Is Hillary running to win, or not to lose?

Ket’s see, the last candidate I was fired up to vote for was Barack Obama … in 2008. It was the right choice given the Republican opposition, but I certainly lost any enthusiasm for him.

The one before that … I don’t think there was one before that.

Well, Ok. But are you also in the subset of people who believe that if Hillary were more active in her campaigning she would successfully motivate you to be enthusiastic about her?

Well, no. Have no doubt I will vote for her should it be necessary, but I won’t be enthusiastic about it. If she rented me some hookers and bought me some blow, I could get a whole lot more enthusiastic for her, but that seems … unlikely. :stuck_out_tongue:

So? Unenthusiastic votes count for just as much.

Hey, I was just answering the question from the previous post.

Unenthusiastic votes count just as much, true, when they actually happen. But if it rains, or someone has an appointment, or a party…

I’m hoping Trunp has some dirt, or maybe just a big enough lie, to get one of his fellows out of the race before he himself becomes a casualty.

Well, she is raising oodles and oodles of money, so that ain’t nothing!

I’d say she’s running to win: she’s winning againstALL potential Republican nominees.

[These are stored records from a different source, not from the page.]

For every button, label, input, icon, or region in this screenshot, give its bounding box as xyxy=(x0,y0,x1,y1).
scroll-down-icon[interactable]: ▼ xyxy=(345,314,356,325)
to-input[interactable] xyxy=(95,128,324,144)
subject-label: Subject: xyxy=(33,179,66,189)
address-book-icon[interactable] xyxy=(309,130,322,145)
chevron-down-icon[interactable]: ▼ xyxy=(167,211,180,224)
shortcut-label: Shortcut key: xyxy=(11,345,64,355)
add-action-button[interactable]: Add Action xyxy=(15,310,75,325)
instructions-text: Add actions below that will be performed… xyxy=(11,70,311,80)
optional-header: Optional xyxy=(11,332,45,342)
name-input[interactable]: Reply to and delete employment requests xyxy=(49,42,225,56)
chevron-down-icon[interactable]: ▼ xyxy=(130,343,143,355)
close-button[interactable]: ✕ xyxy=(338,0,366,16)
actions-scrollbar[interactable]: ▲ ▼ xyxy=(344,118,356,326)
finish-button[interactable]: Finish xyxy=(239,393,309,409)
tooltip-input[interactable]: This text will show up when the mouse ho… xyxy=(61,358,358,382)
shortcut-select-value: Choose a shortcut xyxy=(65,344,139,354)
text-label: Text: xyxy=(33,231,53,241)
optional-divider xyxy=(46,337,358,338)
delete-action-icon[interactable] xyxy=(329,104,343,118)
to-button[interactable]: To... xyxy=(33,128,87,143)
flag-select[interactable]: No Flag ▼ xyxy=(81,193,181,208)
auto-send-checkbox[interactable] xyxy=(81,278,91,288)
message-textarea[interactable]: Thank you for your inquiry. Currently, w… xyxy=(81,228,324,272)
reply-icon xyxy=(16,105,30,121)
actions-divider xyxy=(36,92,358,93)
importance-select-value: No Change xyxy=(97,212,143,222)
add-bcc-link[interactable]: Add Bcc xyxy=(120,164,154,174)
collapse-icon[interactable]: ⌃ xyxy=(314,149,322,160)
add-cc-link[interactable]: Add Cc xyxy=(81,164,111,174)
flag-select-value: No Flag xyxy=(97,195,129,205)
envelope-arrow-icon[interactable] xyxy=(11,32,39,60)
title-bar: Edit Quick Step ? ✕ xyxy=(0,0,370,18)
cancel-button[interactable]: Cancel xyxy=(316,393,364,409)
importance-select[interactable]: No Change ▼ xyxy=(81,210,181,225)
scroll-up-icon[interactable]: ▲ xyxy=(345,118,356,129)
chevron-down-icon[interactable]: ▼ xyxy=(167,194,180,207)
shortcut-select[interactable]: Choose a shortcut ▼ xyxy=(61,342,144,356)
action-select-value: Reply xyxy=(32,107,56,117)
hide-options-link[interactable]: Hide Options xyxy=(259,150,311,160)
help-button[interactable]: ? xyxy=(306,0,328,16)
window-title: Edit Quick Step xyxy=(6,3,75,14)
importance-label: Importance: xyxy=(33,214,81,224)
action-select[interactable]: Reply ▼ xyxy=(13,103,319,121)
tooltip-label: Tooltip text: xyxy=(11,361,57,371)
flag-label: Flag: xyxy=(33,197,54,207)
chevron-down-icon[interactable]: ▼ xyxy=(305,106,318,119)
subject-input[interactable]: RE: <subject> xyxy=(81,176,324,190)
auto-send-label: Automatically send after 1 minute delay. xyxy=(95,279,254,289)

Name recognition. In 2014, ALL of the Democratic Senate incumbents were leading until a couple of months before the election. You can’t beat something with nothing, and until the Republicans are known by the vast majority of the voters, you’re essentially asking them if they support “Who the f*!(k?” or Clinton.

Well, “who the fuck?” shouldn’t be losing. As I recall, in 2012 Obama trailed the Generic Republican even though he was ahead of every actual candidate.

The economy sucked in 2012. It’s much better now.

They haven’t polled Clinton vs. generic Republican, unfortunately.

I agree that she’s focusing on winning overall and likely more focused on avoiding risk in the primaries at this point. I wouldn’t read too much in to the head to head comparisons. Those numbers show a very narrow difference based on who her competitor is. ISTR some similar results for Sanders head to head vs Republicans although with smaller margins. That might speak to the demographic advantage of having the D after her name than it being about her. Overwhelmingly the differences are smaller than the “unsure” chunk of the vote. I’d bet her campaign has a far better analysis of what that excluded and potentially decisive middle is thinking. It certainly supports the idea of focusing on them for the general instead of maximizing primary margins of victory while she still has a lead among Democrats.

Not unfortunately. It’s a meaningless poll. She’ll be running against an actual Repulbican, not a generic one.

Polls are all meaningless right now if you want to find out who is going to win. But they are very useful if you want to learn things about the political situation right now.

Polls against generic Republicans are useful because it tells you if your candidates are more or less popular than the party’s “brand”. If generic Republican beats Clinton but your actual Republicans don’t, then you either need new Republicans or better marketing of the ones you have.

Since right now all Republicans not named Bush or Trump have low name recognition, I’d expect them to underperform generic as well as Clinton. Still, I’d like to know if the voters would prefer a Republican to Clinton, and generic polls can tell you that.

270toWin has a rollup table of the Mclatchy-Marist head to head comparisons. Against all the Republicans on the main debate stage that aren’t named Trump fall she polls between 47-50. She leads by 5-10% against the same nine. Her numbers are pretty similar with the main source of difference being how many unsure voters there are. That probably gives a good feel for her current advantage against the field.

Trump is a whole different matter. She gets more support than against anyone in the field. Only Graham, Fiorina, and Gilmore trail by a bigger margin thanks to bigger unsure numbers. Trump is a pretty clear case of under performing.

That’s not approval, that’s presidential preference. In approval polls, between 35-70% don’t know who most of the candidates are, which means they have no idea if they prefer Clinton or the Republican unless they are already committed Democrats.

Polls don’t mean crap. Right now about 90% of the people have already decided they will vote for the party of their preference in 2016 as well as 2020. The so-called “independent” voters actually have a party that they will vote for while holding their noses and/or hiding their faces. Hillary is going to get all of the Democratic voters and whichever stooge wins the Republican nomination will get all the Republican votes. We can take the electoral map and fill in all but about five states right now. Unless Republicans sweep all the truly undecided states, Hillary wins.

Nate Silver would disagree with most of that. There are a lot more states that can go either way than you think, and a much wider possible spread of popular vote outcomes than you think.